But today is like no other day. A few hours from now, the media would be at his bidding. Obscurity would soon be past him. He is going to preside over an application for a temporary restraining order by Meralco, the power distribution company behemoth. The papers on days on end logged the impending take over by the GSIS, a government retirement provider, of the giant electric firm. He knows that this gobbled-up threat is orchestrated by the President. A quid pro quo is not far behind. It was Erap who appointed him in May, 1999. Mayor Vicente Emano wasted no time signing his credentials.

His cell phone’s familiar ring tone sounds sweet to his ears. Finally, in these parts, he is at the center of the universe. During a get together with his co-alumni in Procter and Gamble many years back, he announced that soon if not later he would reach the pinnacle of his career as justice of the Supreme Court. As Regional Trial Court Judge of the southern cities of Tangub, Gingoog and Cagayan de Oro for several years, his stint was as bland as his favourite balbacua in Barangay Gusa. His decisions in the lower court merely regurgitated settled jurisprudence. He longed to handle the case of the century and append his name to his ponencia. How about a Sabio doctrine? In no time his destiny awaited him.

The round face on the mirror would soon have a name etched on granite. Destiny awaited him no doubt. How can one explain the turn of events when the presiding justice of the 9th Division (out of 23) was replaced twice? This certainly was it. The interesting times the Chinese crow about.

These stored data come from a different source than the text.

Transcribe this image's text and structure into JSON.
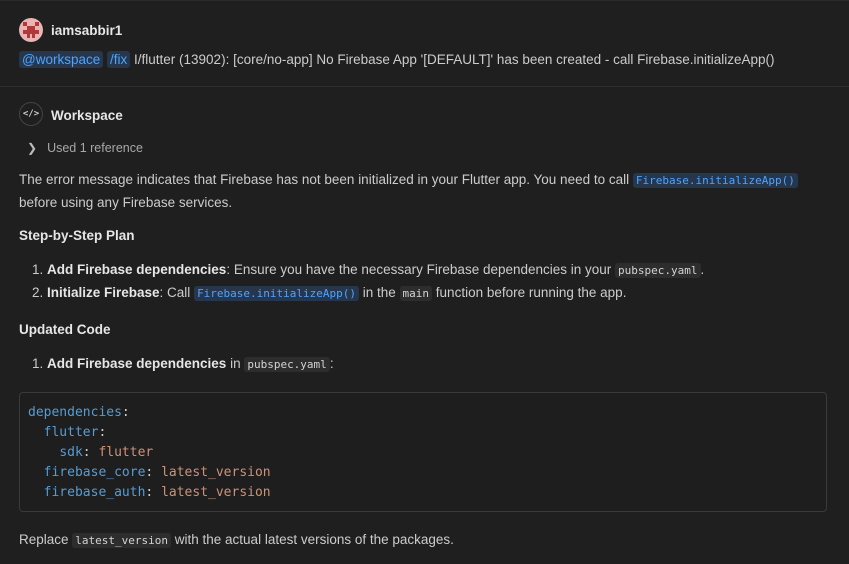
{
  "user": {
    "name": "iamsabbir1",
    "agent_chip": "@workspace",
    "command_chip": "/fix",
    "message": " I/flutter (13902): [core/no-app] No Firebase App '[DEFAULT]' has been created - call Firebase.initializeApp()"
  },
  "response": {
    "agent_name": "Workspace",
    "references_label": "Used 1 reference",
    "intro": {
      "before": "The error message indicates that Firebase has not been initialized in your Flutter app. You need to call ",
      "code": "Firebase.initializeApp()",
      "after": " before using any Firebase services."
    },
    "plan_heading": "Step-by-Step Plan",
    "plan": [
      {
        "bold": "Add Firebase dependencies",
        "text": ": Ensure you have the necessary Firebase dependencies in your ",
        "code": "pubspec.yaml",
        "after": "."
      },
      {
        "bold": "Initialize Firebase",
        "text": ": Call ",
        "code": "Firebase.initializeApp()",
        "mid": " in the ",
        "code2": "main",
        "after": " function before running the app."
      }
    ],
    "code_heading": "Updated Code",
    "code_step": {
      "bold": "Add Firebase dependencies",
      "text": " in ",
      "code": "pubspec.yaml",
      "after": ":"
    },
    "code_lines": [
      {
        "indent": "",
        "key": "dependencies",
        "value": ""
      },
      {
        "indent": "  ",
        "key": "flutter",
        "value": ""
      },
      {
        "indent": "    ",
        "key": "sdk",
        "value": "flutter"
      },
      {
        "indent": "  ",
        "key": "firebase_core",
        "value": "latest_version"
      },
      {
        "indent": "  ",
        "key": "firebase_auth",
        "value": "latest_version"
      }
    ],
    "replace": {
      "before": "Replace ",
      "code": "latest_version",
      "after": " with the actual latest versions of the packages."
    }
  },
  "colors": {
    "background": "#1f1f1f",
    "link": "#4da3ff",
    "yaml_key": "#569cd6",
    "yaml_value": "#ce9178"
  },
  "icons": {
    "avatar": "user-avatar",
    "agent": "code-brackets-icon",
    "chevron": "chevron-right-icon"
  }
}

Again his handphone disturbed him. It reported three missed calls already. The number was unregistered. But that gave him some lift. His phonebook seemed bare, skinny. Now was the time to add some real biggies to his directory. The real serious players. 60% of his phonebook entries were just old friends in Cagayan. Sometimes it took him weeks to return a call. Why bother when returning a call promptly was just a waste of time? But sitting in some corner at Robinson Mall along Padre Faura was worth his while to touch base with pestering relations from far away Misamis Oriental. To him, an inconsequential person who called was a pest. He was a big fish in the Gusa pond. Swimming in the big national ocean would be in no time at all. Breaking into the national consciousness was the penultimate thrill to a jurist like him. While he knew that any disposition at his level was subject to appeal, he was well aware of the value of the Court of Appeal’s preliminary ruling. He found himself in the midst of public relations maelstrom. Initial victory to one party mattered most. Up there was just plain p.r. callisthenics.

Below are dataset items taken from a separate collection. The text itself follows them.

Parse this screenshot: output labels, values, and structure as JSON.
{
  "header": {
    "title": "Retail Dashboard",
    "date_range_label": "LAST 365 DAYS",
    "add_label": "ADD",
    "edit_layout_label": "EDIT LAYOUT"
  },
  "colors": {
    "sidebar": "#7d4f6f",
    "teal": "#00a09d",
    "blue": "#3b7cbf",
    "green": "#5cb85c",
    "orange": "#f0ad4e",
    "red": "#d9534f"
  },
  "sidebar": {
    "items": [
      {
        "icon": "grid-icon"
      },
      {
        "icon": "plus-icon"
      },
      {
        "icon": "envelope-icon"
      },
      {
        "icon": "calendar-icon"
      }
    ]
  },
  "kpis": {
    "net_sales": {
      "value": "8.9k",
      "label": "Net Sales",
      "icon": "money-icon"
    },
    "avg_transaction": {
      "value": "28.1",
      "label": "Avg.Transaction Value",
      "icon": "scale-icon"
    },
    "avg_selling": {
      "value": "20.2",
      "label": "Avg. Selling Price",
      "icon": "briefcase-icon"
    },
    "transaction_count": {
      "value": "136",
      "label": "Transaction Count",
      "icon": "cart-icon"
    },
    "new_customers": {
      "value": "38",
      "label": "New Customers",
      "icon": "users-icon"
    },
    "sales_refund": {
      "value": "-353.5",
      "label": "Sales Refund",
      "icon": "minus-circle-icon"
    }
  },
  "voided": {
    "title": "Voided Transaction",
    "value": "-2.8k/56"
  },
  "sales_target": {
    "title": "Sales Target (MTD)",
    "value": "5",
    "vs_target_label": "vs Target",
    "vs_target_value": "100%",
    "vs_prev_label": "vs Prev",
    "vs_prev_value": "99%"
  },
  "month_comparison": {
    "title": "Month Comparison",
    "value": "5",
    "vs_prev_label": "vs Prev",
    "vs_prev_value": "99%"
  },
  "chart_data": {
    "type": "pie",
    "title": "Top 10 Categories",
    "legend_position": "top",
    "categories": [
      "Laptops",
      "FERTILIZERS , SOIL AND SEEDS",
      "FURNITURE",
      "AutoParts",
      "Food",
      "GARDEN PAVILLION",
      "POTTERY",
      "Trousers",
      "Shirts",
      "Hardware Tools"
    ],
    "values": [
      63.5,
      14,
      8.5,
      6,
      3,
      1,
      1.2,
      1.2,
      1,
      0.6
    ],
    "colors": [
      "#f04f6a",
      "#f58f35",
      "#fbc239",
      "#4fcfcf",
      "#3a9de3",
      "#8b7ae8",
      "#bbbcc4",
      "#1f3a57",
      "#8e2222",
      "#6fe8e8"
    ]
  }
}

The government did not want embarrassment. It could not afford to lose at this stage. Malacanang knows the Court of Appeals is an uncontrollable mob. Due to its sheer number of justices, it has hold-outs from previous administrations of Ramos and of course, Erap. It still smarted from the humiliation Mayor Jejomar Binay wrought before the May 2007 elections when the diminutive Makati Mayor snagged a temporary restraining order issued by an Erap appointee, His Honor Enrico Lanzanas,  and eventually a preliminary injunction against an Ombudsman’s fast tracked suspension order.   He knew that Malacanang had placed its bet on its stooge Winston Garcia. The words of Winston were nothing but the words of the President. With Winston legendary physical heft, he was just GMA’s bulldozer, nothing else. When he was in P & G in Cebu, he met Winston when the latter was a fledging practicing lawyer. The man loved to eat. Soon he felt deep down, Winston was going to call him. With the revolutionary cellphone, no one these days can run and hide.

The so called judicial modesty has now become Jurassic. His younger colleagues in the Court sport multiple cellphones. The self-deprecating excuse is that one is for official use, i.e., for the missus, and the rest are for the rest of the world. But he had not seen such a number of jurists in his old building in Orosa constantly talking on their remote phones. Even on deliberations and oral arguments, justices suddenly multi-task by half listening to oral debates and check on their SMS messages or send one. Yet he knew that these honourable men and women didn’t always receive text messages that spelt life or death. Most were plain domestic reminders and jokes. Some of them in one division owing to camaraderie and familiarity even shared the text messages in the middle of a hearing unmindful of hiding their glee on the banter.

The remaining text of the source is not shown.